Zoals ik al zei maakt het niets uit dat we hier en nu zijn. Wij geven geen moer om de huidige Italiaanse situatie. We geven niet om politiek en zijn volledig gefocust op kunst, wetenschap en geschiedenis vanuit verschillende perspectieven.

Samen met Vertute, Honor, Bellezza hebben jullie al jullie eerder werk heruitgegeven. Bij elke cd hebben jullie een bonus-cd toegevoegd. Hoe hebben jullie de nummers op deze extra cd’s uitgekozen? En waarom staan niet al jullie eerdere singles en ep’s - in het bijzonder het werk rond Dante - op deze cd’s?

Ons nieuw label (Prophecy) vroeg ons om alle nummers uit onze geschiedenis uit te geven, om hen een patent te geven voor ons volledige werk voor de grote opgave van de heruitgave van onze catalogus, allemaal verzameld in een houten doos. Een ware opera omnia van Camerata Mediolanense. Het project omhelsde de drie oude cd’s, de kunstboekversie van Vertute, al onze eigen uitgaven als 7” en 12”, en - uiteindelijk - alle nummers voor verschillende compilaties (vinyl, cassette, cd’s). Een aantal van die oude nummers zijn gênant omwille van hun geluidskwaliteit, maar het doel van deze operatie was zuiver filologisch, en moet dus ook vanuit dit perspectief beschouwd worden.

Eigenlijk hebben we ons nooit volledig kunnen vinden in dit project, want het werk rond Dante (drie 7” vinyls) zijn geen deel van deze tijdspanne.
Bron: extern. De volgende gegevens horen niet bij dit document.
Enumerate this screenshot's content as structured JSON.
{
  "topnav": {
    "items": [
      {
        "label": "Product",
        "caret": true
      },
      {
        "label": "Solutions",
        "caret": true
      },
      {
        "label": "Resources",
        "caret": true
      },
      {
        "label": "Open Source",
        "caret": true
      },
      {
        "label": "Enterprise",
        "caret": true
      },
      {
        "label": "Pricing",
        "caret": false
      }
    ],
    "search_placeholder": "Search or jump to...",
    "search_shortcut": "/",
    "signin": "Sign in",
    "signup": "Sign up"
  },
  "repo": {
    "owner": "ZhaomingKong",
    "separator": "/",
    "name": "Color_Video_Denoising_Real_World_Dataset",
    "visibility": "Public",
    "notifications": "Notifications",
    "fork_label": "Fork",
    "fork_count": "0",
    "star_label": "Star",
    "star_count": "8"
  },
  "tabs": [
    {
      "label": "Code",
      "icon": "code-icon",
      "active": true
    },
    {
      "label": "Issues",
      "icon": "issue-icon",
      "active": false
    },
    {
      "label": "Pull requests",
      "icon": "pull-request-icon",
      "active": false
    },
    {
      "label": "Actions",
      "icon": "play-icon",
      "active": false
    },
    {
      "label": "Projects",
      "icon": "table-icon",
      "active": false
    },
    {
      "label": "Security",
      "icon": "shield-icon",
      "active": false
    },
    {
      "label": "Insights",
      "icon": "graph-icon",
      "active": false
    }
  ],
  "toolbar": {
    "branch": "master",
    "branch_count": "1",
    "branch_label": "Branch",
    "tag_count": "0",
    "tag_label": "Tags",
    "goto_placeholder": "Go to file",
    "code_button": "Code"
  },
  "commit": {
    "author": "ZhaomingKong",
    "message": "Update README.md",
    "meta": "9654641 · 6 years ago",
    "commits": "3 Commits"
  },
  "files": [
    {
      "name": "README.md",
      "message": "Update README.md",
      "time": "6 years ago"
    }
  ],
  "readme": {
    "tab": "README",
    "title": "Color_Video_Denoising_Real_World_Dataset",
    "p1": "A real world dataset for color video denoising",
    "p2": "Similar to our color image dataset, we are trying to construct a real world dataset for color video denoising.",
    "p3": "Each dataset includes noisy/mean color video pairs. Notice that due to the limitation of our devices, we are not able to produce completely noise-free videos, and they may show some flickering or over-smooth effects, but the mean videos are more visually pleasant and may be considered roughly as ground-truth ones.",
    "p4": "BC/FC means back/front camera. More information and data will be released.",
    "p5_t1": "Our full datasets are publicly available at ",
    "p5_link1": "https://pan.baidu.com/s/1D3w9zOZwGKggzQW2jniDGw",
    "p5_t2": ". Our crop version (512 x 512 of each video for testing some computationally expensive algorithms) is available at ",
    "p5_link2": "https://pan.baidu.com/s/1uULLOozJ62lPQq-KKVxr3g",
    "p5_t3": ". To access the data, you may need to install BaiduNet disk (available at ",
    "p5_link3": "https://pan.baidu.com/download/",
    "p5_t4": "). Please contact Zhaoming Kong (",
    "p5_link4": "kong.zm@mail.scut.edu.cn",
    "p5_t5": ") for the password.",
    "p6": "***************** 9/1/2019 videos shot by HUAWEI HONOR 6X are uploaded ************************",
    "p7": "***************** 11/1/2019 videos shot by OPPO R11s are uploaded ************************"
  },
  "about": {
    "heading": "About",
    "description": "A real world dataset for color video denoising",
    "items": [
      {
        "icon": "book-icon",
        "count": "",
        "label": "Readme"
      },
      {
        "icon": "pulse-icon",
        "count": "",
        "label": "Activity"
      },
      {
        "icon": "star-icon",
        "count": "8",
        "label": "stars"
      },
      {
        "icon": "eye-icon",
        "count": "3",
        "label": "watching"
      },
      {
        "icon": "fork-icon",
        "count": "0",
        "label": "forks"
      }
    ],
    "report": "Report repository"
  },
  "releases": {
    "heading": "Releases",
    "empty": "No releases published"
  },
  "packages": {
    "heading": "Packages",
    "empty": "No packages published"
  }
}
Ze maken deel uit van een project dat nog onvoltooid is. Dus veranderde de titel van de box van Opera Omnia (volledige werken) naar Gesammelte Werke (verzameld werk).

In de bijna 15 jaar tussen Madrigali en Vertute, Honor, Bellezza, heb je je doctoraat behaald. Waar ging je thesis over? Heeft het invloed gehad op je werk met Camerata Mediolanense?

De thesis heeft het werk van Camerata Mediolanense vooral beïnvloedt omdat… het me zoveel tijd gekost heeft, die niet naar de groep kon gaan. In mijn doctoraat heb ik een aantal werken bestudeerd die in Rome geschreven of verschenen zijn in de tweede helft van de 17e eeuw rond de geschiedenis van muziekinstrumenten. Sommigen zijn beroemd, zoals de Musurgia Universalis van Athanasius Kircher, maar anderen zijn totaal onbekend, zoals de De Tibiis Veterum van Bartholinus of de De tribus generibus instrumentorum van Francesco Bianchini. Mijn interesse ging uit naar de studie van de inhoud van deze boeken: om nieuwe informatie te ontdekken over oude muziekinstrumenten, maar ook om te begrijpen waarom er zoveel werken rond dit particulier onderwerp verschenen zijn in die periode, en dan nog allemaal in de stad Rome. Ik zal hier binnenkort een boek over uitgeven.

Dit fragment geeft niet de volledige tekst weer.